The river is generally easy with some moderate white water skills. An ABS boat is required. Good points include, a number of easy rapids, some very scenic spots, a few excellent camp sites. It is a good river for your first solo trip. There are hunting cabins and roads along the river from time to time so emergency evacuation is not too difficult. Negatives include; not enough rapids for the length of paddle, rapids are too easy for an intermediate whitewater paddler, most camp sites are poor, most of the river is winding, and not very interesting. The cost to fly in from Des Joachims is more than for either the Dumoine or Noire.

There are a lot of hunting blinds on this river. It might not be good to travel it during hunting season?


Post date: Wed, 08/25/2010 - 18:17


If you want to access the river through Jim Lake. You stay on Jim Lake road for exactly 30kms. There are are two marked turnoffs on the right for Jim Lake. You want the 2nd one, which also has a sign for Auberge Jim Lake, which is a trailer park where you can launch your boat and park your vehicle.

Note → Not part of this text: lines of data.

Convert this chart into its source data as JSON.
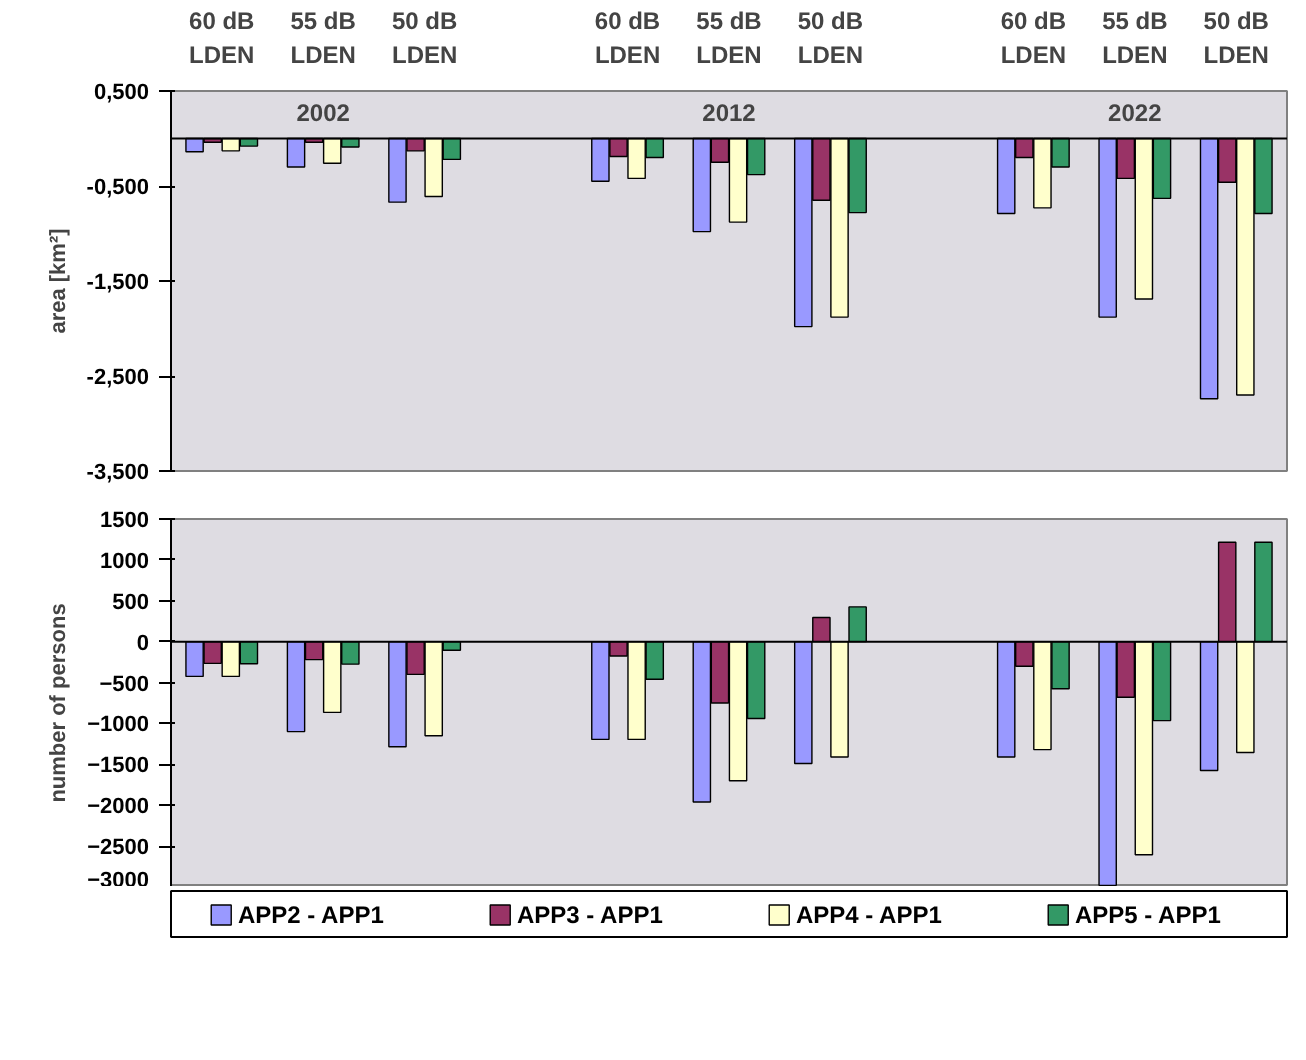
{
  "chart_data": [
    {
      "type": "bar",
      "ylabel": "area [km²]",
      "categories": [
        "60 dB LDEN",
        "55 dB LDEN",
        "50 dB LDEN",
        null,
        "60 dB LDEN",
        "55 dB LDEN",
        "50 dB LDEN",
        null,
        "60 dB LDEN",
        "55 dB LDEN",
        "50 dB LDEN"
      ],
      "series": [
        {
          "color": "#9999ff",
          "values": [
            -0.14,
            -0.3,
            -0.67,
            null,
            -0.45,
            -0.98,
            -1.98,
            null,
            -0.79,
            -1.88,
            -2.74
          ]
        },
        {
          "color": "#993366",
          "values": [
            -0.04,
            -0.04,
            -0.13,
            null,
            -0.19,
            -0.25,
            -0.65,
            null,
            -0.2,
            -0.42,
            -0.46
          ]
        },
        {
          "color": "#ffffcc",
          "values": [
            -0.13,
            -0.26,
            -0.61,
            null,
            -0.42,
            -0.88,
            -1.88,
            null,
            -0.73,
            -1.69,
            -2.7
          ]
        },
        {
          "color": "#339966",
          "values": [
            -0.08,
            -0.09,
            -0.22,
            null,
            -0.2,
            -0.38,
            -0.78,
            null,
            -0.3,
            -0.63,
            -0.79
          ]
        }
      ],
      "ylim": [
        -3.5,
        0.5
      ],
      "yticks": [
        {
          "value": 0.5,
          "label": "0,500"
        },
        {
          "value": -0.5,
          "label": "-0,500"
        },
        {
          "value": -1.5,
          "label": "-1,500"
        },
        {
          "value": -2.5,
          "label": "-2,500"
        },
        {
          "value": -3.5,
          "label": "-3,500"
        }
      ],
      "annotations": [
        "2002",
        "2012",
        "2022"
      ]
    },
    {
      "type": "bar",
      "ylabel": "number of persons",
      "categories": [
        null,
        null,
        null,
        null,
        null,
        null,
        null,
        null,
        null,
        null,
        null
      ],
      "series": [
        {
          "name": "APP2 - APP1",
          "color": "#9999ff",
          "values": [
            -425,
            -1100,
            -1285,
            null,
            -1195,
            -1960,
            -1490,
            null,
            -1410,
            -2980,
            -1575
          ]
        },
        {
          "name": "APP3 - APP1",
          "color": "#993366",
          "values": [
            -265,
            -220,
            -400,
            null,
            -175,
            -750,
            295,
            null,
            -300,
            -680,
            1215
          ]
        },
        {
          "name": "APP4 - APP1",
          "color": "#ffffcc",
          "values": [
            -425,
            -865,
            -1150,
            null,
            -1195,
            -1700,
            -1410,
            null,
            -1320,
            -2605,
            -1355
          ]
        },
        {
          "name": "APP5 - APP1",
          "color": "#339966",
          "values": [
            -270,
            -275,
            -105,
            null,
            -460,
            -940,
            425,
            null,
            -575,
            -965,
            1215
          ]
        }
      ],
      "ylim": [
        -3000,
        1500
      ],
      "yticks": [
        1500,
        1000,
        500,
        0,
        -500,
        -1000,
        -1500,
        -2000,
        -2500,
        -3000
      ],
      "tick_labels": "y",
      "legend": "bottom"
    }
  ]
}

Post date: Sat, 01/01/2000 - 07:00


Just a few miles farther up Lac Jim road, you can access the river at Rapides Enrages which has a couple of great campsites and a nice play rapid (Tri-Play) with an easy pull-over so you can shoot them again and again. Adds a mere 10K to the trip, still perfect for a long weekend. Only disadvantage to this put-in is that you're stuck with the Portage around Gallinotes, although it's a beautiful set of falls, weel worth the effort.

Post date: Sat, 01/01/2000 - 07:00


Road access is possible to the bottom 1-2-3 days of the trip. Putting in just below Lac Jim on Saturday morning with a warm up paddle down to Rapid Guenette then Saturday afternoon and Sunday morning at the rapid is a nice CII/CIII play weekend easily done from Ottawa.

I have car shuttled both from the chutes (be carefull they lock the gate) and leaving a car by the bridge at the golf course. If you wanted to be safer you could park at the golf course, talk to someone about it, and walk 700m for the car at the end.